Par Steeve Briois le 23/02/2013
On apprenait ce matin que la permanence du Front de Gauche à Hénin-Beaumont fermait ses portes. Comme nous le disions déjà à l’époque, la venue de Mélenchon l’année dernière à l’occasion des législatives n’était qu’un vulgaire coup médiatique. Espérant un mano à mano avec Marine, il avait fini 3ème après avoir mené une campagne particulièrement haineuse et anxiogène. Depuis, il s’était fait rare dans les rues héninoises, ne venant qu’accompagné de caméras pour déverser un peu de bile et d'aigreur.
 
L’ancien sénateur socialiste avait feint il y a quelques années de découvrir la lumière, vitupérant contre l’ultralibéralisme et l’amoralité du capitalisme.

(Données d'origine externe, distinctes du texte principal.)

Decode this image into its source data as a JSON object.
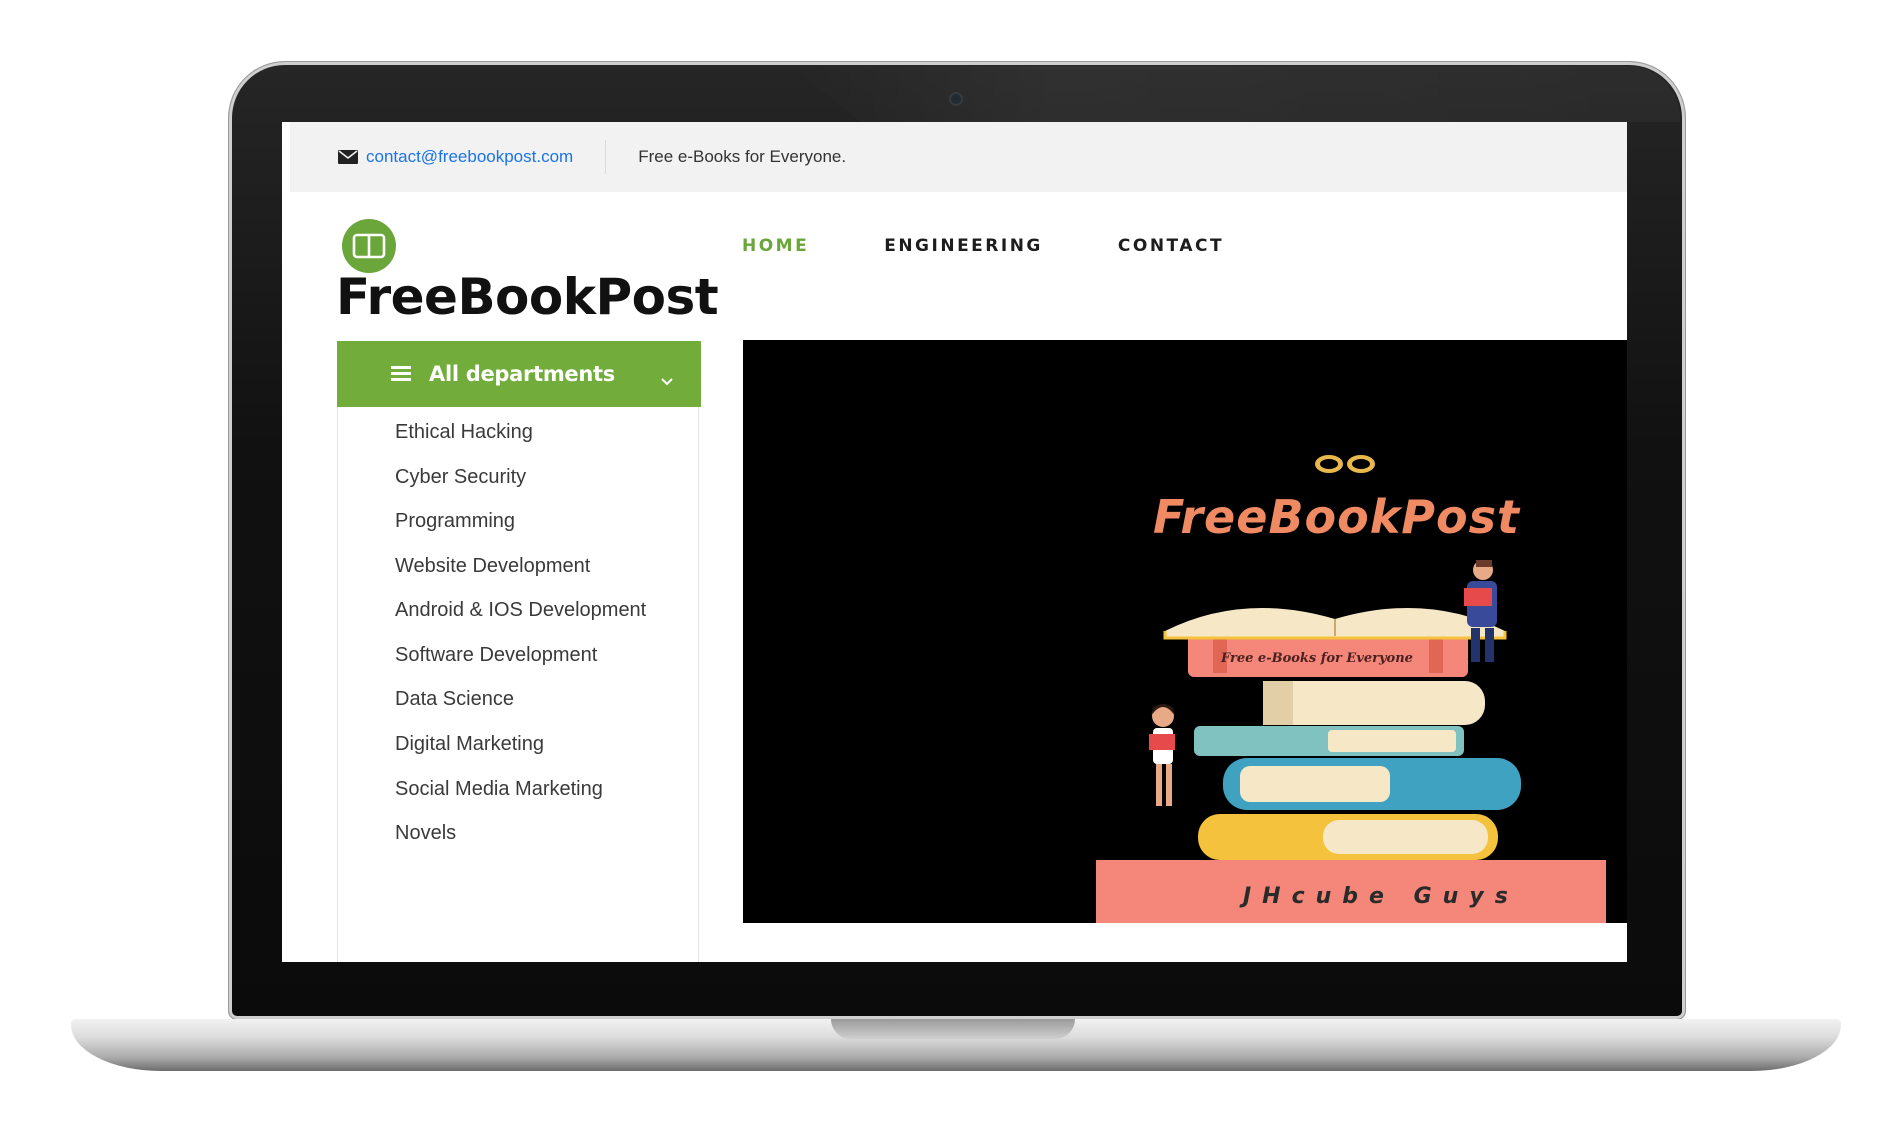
{
  "topbar": {
    "email": "contact@freebookpost.com",
    "tagline": "Free e-Books for Everyone."
  },
  "logo": {
    "text": "FreeBookPost"
  },
  "nav": {
    "items": [
      {
        "label": "HOME",
        "active": true
      },
      {
        "label": "ENGINEERING",
        "active": false
      },
      {
        "label": "CONTACT",
        "active": false
      }
    ]
  },
  "departments": {
    "header": "All departments",
    "items": [
      {
        "label": "Ethical Hacking"
      },
      {
        "label": "Cyber Security"
      },
      {
        "label": "Programming"
      },
      {
        "label": "Website Development"
      },
      {
        "label": "Android & IOS Development"
      },
      {
        "label": "Software Development"
      },
      {
        "label": "Data Science"
      },
      {
        "label": "Digital Marketing"
      },
      {
        "label": "Social Media Marketing"
      },
      {
        "label": "Novels"
      }
    ]
  },
  "banner": {
    "title": "FreeBookPost",
    "book_tag": "Free e-Books for Everyone",
    "footer": "JHcube Guys"
  },
  "colors": {
    "brand_green": "#72ad3b",
    "link_blue": "#1a73e8",
    "banner_salmon": "#f08a63"
  },
  "icons": {
    "mail": "envelope-icon",
    "logo": "open-book-icon",
    "menu": "hamburger-icon",
    "dropdown": "chevron-down-icon"
  }
}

La vérité est moins épique, puisqu’avant d’être un révolutionnaire motivé par la cause du peuple, Mélenchon n’est jamais qu’un parfait opportuniste considérant les travailleurs français uniquement comme un segment de marché, qu’il faut courtiser de manière parfaitement artificielle.
 
Difficile d’être crédible dans la défense des travailleurs français quand on a signé 20 ans auparavant le funeste traité de Maastricht qui a instauré l’Union européenne et la monnaie unique.
 
A Hénin-Beaumont, on ne pourra en tout cas pas dire que Mélenchon a laissé un souvenir impérissable. Un petit échec lui aura suffi pour plier bagages. Comme le disait Mao, tyran sanguinaire et référence d’une bonne partie de l’extrême-gauche française, « la révolution n’est pas un dîner de gala ». Il n’y avait que les journalistes gogos et bobos pour croire qu’un homme qui fait campagne avec les anciens adjoints de Dalongeville peut-être  un révolutionnaire. Les Héninois quant à eux ont compris la supercherie en un scrutin.